Rekan yth,              19 Sep 99

Saya teruskan saja email di bawah ini, sebagai pesan bahwa ketidakadilan
besar sedang terjadi terhadap orang-orang yang lemah.

Salam,          A Rusli
>
>Pak Rusli yth.
>Saya Erwin, staf jurusan arsitektur (ITB).
>Menanggapi tulisan Bapak di milis dosen itb, ada satu email dari rekan saya
>yg sekarang sudah kembali lagi ke Timor Timur membantu mencegah pengungsian
>paksa di sana:
>
>==
>"Tapi secara singkat yang terjadi di sana bukan perang saudara, melainkan
>genocide dengan sangat sistematis oleh militer Indonesia. Kekejaman dan
>kebrutalan yang luar biasa, dan ini betul-betul sejarah hitam tragedi
>kemanusiaan di negeri kita.
>Saya ingin menyampaikan kabar dukacita dalam kesedihan dan kehilangan yang
>mendalam dan mohon maaf sebesar-besarnya kepada semua pihak atas kegagalan
>kami mengevakuasi Sekum Sinode GKTT Pdt. Francisco  de Vanconcelhos.
>Beliau tertembak saat berjanji bertemu dengan saya dan Pdt. Saut Sirait di
>desa Fatumeta pada hari Kamis 9 September pukul 09.00. Waktu kejadian
>diperkirakan pukul 08.15 WITA saat saya masih dalam perjalanan dari Baukau
>menuju Dili memakai mobil. Beliau bertahan sehari dan meninggal pada hari
>Jumat 10 September pukul 14.00 di pangkuan Pdt.
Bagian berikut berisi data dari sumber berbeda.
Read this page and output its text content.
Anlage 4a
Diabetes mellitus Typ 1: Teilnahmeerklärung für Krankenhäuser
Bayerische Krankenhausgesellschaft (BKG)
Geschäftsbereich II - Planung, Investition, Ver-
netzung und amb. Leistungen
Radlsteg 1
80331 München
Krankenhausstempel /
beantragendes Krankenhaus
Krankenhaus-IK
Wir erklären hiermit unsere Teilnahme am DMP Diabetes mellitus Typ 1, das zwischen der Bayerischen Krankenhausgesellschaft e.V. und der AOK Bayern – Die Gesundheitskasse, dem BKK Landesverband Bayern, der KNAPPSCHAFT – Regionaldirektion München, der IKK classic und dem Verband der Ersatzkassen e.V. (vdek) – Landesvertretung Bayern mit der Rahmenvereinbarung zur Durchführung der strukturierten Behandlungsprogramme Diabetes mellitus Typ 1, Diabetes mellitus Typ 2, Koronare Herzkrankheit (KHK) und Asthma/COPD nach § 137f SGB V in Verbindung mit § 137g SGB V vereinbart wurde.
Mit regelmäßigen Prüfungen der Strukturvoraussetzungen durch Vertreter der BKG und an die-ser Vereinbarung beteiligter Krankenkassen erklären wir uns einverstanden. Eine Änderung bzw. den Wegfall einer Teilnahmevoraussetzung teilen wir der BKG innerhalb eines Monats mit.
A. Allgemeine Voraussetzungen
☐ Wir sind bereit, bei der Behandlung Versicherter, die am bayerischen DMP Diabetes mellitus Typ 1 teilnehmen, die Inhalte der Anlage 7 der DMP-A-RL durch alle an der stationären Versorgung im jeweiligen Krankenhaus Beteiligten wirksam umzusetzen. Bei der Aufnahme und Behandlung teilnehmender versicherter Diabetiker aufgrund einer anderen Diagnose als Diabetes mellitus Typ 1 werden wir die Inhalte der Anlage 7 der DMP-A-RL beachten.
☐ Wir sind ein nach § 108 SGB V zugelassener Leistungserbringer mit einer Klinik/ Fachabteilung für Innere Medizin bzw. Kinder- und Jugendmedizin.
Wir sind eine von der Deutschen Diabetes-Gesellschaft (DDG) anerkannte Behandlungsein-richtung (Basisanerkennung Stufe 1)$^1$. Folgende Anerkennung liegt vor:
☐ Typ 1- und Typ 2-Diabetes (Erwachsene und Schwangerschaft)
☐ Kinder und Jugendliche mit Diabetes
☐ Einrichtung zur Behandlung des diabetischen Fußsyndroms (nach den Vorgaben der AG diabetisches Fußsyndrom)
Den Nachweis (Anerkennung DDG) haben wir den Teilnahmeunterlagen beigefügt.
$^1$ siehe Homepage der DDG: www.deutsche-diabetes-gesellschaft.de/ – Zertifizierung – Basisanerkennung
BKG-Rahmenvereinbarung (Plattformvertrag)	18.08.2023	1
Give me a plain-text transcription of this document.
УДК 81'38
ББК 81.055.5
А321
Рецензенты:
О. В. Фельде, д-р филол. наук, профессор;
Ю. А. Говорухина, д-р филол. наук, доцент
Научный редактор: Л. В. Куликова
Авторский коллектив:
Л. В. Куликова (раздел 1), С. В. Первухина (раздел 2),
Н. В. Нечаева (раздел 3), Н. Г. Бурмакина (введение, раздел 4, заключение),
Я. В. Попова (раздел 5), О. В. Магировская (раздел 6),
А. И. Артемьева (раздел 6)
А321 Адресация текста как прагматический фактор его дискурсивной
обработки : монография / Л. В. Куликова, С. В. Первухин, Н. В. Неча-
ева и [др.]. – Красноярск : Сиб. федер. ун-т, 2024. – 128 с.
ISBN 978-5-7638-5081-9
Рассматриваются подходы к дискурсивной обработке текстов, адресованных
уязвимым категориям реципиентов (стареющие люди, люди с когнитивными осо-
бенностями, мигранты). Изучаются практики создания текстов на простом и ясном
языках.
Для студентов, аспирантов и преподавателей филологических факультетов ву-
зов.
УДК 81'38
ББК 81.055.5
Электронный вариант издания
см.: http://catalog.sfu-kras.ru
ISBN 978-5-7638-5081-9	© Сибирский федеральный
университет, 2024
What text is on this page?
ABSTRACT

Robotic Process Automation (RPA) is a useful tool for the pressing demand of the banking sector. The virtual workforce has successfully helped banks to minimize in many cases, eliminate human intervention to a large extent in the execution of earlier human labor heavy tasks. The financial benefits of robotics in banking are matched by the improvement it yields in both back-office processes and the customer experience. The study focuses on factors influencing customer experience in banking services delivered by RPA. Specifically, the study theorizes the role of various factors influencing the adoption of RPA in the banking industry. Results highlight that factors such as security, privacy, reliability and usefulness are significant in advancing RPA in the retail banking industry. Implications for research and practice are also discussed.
Daniel Marchal (Pendeta GKTT
>Zebaoth-Dili), lalu dikuburkan di sebuah bukit antara Dili - Baukau."
>==
>
>Terimakasih atas kiriman tulisan Homili Pater pada misa Requiem untuk Pater
>Tarcisius Dewano, S.J, Martir.
>Tadinya saya berencana ikut menghadirinya, tapi tdk bisa saya lakukan karena
>sakit.
>Saya seorang Kristen yg cukup kenal dg banyak Romo terutama di Yogya, salah
>satunya karena saat ini sdg menyusun buku dokumentasi arsitektur Romo
>Mangun.
>
>Salam,
>erwin
>
>From: A Rusli <[EMAIL PROTECTED]>
>
>> Pembunuhan semena-mena perlu terus diupayakan dicegah, di masa depan.
>> Dengan sikap anti-kekerasan dan tanpa kekerasan.